Overall, the ERA found that the training currently being provided is failing to inform members about appropriate conduct, or to inculcate an ethical culture in the CAF. Rather, current training lacks credibility and further perpetuates the view that the CAF does not take sexual harassment and assault seriously.

[I]mproving the integration of women, including in positions of senior leadership, is necessary to cultural reform. While the broader question of whether women are adequately represented in the CAF falls outside of the mandate of this Review, there is an undeniable link between the existence of a hostile organizational culture that is disrespectful and demeaning to women, and the poor integration of women into the organization. Increasing the representation of  women in the CAF, including in the highest positions of senior leadership, is therefore key to changing the culture of the organization….

[A] significant majority of lower rank women who participated in the Review reported being exposed to frequent and demeaning sexualized language. As one interviewee put it, ‘all women have experienced to a certain extent how men do not want them in the military.’ Another participant put it more bluntly, referring to the frequency with which women experience inappropriate sexual conduct in the CAF: ‘There is not a female who has not had a problem.’…

Interviewees reported regularly being told of orders to ‘stop being pussies’ and to ‘leave your purses at home.’…

[Many men in the CAF] perceived the treatment of women in the military to be similar to what they would experience in broader Canadian society…. In particular, most men did not view sexual language as harassing, and thought that attempts to ‘police ‘ language would be ‘ridiculous’; as one male participant stated, ‘girls that come to the Army know what to expect.’…

Additional information:

Bruce Campion-Smith and Alex Boutilier, Canada’s military suffers ‘sexualized culture,’ report says. The Toronto Star, 30 April 2015. “The problems exist even though concerns about inappropriate sexual conduct have been a focus within the forces for two decades and [even though there have been] repeated studies on harassment.”
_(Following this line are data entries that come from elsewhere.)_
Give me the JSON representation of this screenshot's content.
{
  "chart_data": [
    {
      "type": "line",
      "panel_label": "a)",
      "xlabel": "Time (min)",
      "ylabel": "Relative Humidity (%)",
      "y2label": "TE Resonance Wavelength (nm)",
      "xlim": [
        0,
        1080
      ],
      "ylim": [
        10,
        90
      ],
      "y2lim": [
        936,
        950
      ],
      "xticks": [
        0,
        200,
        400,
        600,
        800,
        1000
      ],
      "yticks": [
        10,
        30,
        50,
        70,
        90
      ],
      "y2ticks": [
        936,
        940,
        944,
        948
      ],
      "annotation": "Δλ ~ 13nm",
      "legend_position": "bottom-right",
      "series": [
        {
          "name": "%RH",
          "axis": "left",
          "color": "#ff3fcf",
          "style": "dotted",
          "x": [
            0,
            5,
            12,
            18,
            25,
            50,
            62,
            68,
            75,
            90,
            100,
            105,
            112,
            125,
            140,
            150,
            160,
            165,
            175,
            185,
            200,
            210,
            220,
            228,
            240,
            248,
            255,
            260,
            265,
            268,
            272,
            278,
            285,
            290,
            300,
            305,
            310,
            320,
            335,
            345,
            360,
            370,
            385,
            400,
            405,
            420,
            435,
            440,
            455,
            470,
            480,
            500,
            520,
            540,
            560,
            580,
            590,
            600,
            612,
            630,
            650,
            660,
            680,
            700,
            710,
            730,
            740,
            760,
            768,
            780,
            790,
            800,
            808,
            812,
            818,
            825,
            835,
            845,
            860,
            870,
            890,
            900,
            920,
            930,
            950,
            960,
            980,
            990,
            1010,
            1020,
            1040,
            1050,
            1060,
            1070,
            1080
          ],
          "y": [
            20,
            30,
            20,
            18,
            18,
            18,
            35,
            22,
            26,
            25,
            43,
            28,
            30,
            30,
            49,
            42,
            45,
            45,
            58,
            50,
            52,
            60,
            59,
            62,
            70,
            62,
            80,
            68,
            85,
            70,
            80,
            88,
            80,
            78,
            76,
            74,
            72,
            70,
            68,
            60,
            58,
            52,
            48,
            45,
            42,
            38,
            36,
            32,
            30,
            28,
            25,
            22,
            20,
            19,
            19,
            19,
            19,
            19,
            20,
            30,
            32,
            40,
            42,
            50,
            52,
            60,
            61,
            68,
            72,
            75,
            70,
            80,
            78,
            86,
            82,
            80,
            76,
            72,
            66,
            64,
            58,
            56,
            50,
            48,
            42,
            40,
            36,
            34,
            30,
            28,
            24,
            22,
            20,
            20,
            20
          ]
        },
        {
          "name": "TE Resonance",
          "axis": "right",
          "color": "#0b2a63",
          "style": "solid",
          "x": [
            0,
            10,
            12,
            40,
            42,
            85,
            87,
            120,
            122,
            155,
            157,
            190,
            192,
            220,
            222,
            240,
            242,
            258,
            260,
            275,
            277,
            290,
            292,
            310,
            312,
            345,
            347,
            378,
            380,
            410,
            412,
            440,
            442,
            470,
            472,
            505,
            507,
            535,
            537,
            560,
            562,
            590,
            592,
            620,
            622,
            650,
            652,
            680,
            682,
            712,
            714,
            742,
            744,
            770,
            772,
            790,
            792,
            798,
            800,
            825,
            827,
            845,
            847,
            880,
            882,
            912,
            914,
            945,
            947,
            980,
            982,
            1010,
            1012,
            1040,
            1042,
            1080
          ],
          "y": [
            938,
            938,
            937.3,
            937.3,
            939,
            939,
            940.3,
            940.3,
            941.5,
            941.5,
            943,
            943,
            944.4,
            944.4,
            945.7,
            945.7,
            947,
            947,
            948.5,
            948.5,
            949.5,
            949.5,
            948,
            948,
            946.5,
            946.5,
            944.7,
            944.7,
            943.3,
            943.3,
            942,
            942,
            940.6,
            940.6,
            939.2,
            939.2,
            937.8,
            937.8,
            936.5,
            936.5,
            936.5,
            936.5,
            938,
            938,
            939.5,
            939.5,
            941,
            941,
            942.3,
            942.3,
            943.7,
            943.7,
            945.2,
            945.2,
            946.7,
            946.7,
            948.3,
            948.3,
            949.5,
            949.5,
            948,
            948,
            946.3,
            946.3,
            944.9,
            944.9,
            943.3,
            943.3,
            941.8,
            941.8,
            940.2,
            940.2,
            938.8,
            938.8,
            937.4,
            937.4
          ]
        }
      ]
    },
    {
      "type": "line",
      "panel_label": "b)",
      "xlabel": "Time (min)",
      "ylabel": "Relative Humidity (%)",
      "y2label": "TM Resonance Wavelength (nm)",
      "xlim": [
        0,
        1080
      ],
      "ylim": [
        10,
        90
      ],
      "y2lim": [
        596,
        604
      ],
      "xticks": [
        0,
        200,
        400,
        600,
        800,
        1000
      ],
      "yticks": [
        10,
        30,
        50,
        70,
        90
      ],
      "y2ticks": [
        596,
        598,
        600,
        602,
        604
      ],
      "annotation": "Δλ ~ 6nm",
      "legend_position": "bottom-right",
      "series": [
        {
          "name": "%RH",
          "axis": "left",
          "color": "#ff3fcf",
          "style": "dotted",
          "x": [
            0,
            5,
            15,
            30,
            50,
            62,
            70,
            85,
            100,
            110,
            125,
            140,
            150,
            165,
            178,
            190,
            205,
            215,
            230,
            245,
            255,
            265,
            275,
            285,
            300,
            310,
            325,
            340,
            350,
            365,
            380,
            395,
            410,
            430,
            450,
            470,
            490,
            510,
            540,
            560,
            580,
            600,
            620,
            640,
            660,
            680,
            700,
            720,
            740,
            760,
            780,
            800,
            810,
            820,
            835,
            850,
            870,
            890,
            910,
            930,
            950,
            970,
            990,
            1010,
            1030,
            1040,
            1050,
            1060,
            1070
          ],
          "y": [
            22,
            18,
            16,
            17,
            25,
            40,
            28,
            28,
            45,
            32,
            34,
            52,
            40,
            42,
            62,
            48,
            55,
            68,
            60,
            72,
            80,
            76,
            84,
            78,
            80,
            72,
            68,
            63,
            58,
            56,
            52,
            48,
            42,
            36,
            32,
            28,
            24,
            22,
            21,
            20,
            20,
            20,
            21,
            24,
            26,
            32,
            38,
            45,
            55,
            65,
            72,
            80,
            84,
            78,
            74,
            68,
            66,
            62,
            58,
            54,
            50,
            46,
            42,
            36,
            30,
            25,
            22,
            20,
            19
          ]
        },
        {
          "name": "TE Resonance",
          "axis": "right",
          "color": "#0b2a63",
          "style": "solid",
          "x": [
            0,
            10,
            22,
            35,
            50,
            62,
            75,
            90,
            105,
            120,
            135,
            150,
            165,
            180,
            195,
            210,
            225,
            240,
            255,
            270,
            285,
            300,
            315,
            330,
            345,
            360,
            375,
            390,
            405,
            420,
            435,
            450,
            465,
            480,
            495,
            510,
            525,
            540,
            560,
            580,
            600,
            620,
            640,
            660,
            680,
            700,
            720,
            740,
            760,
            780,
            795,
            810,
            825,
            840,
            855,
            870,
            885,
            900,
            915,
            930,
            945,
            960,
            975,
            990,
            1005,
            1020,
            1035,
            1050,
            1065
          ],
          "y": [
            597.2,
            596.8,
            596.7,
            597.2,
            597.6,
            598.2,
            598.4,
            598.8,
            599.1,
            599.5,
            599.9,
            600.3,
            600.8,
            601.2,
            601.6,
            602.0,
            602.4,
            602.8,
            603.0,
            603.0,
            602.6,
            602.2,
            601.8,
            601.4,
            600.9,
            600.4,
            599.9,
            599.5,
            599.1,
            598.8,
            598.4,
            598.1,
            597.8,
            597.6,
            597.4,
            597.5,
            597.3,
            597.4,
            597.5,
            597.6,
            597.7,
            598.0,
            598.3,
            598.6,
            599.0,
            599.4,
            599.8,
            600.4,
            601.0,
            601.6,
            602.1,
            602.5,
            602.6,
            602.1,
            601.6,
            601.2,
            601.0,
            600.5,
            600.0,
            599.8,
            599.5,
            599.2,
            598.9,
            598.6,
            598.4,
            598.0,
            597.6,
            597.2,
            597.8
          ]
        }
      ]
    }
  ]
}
The Toronto Star Editorial, Clean up misogynistic behaviour at Royal Military College. The Toronto Star, 31 May 2015. “When Julie Lalonde was asked to give seminars at Kingston’s Royal Military College about the law on sexual consent in Canada, she might have expected a respectful audience. After all, the sexual assault prevention educator was speaking to the crème de la crème of students on their way to becoming leaders in the Canadian Armed Forces.

Instead, she says she was met with whistles, cat-calls, laughter and disrespect. So aggressive was the behaviour of some cadets that she asked for an escort to her car when she left. “The things I heard at the Royal Military College of Canada scared me,” she said, “to think that people had those kinds of attitudes about women, about sexual violence, about their role as bystanders.”

Lalonde’s experience highlights a number of sexual assault complaints the college has recently had to deal with. And that’s bad news for the Canadian military, because RMC is run by the Defence Department and provides a university education and military training for young officer cadets.

It’s clear the prestigious school must act quickly and effectively to stamp out misogynistic tendencies that could continue to poison the Canadian Armed Forces as the college’s graduates work their way up the ranks.”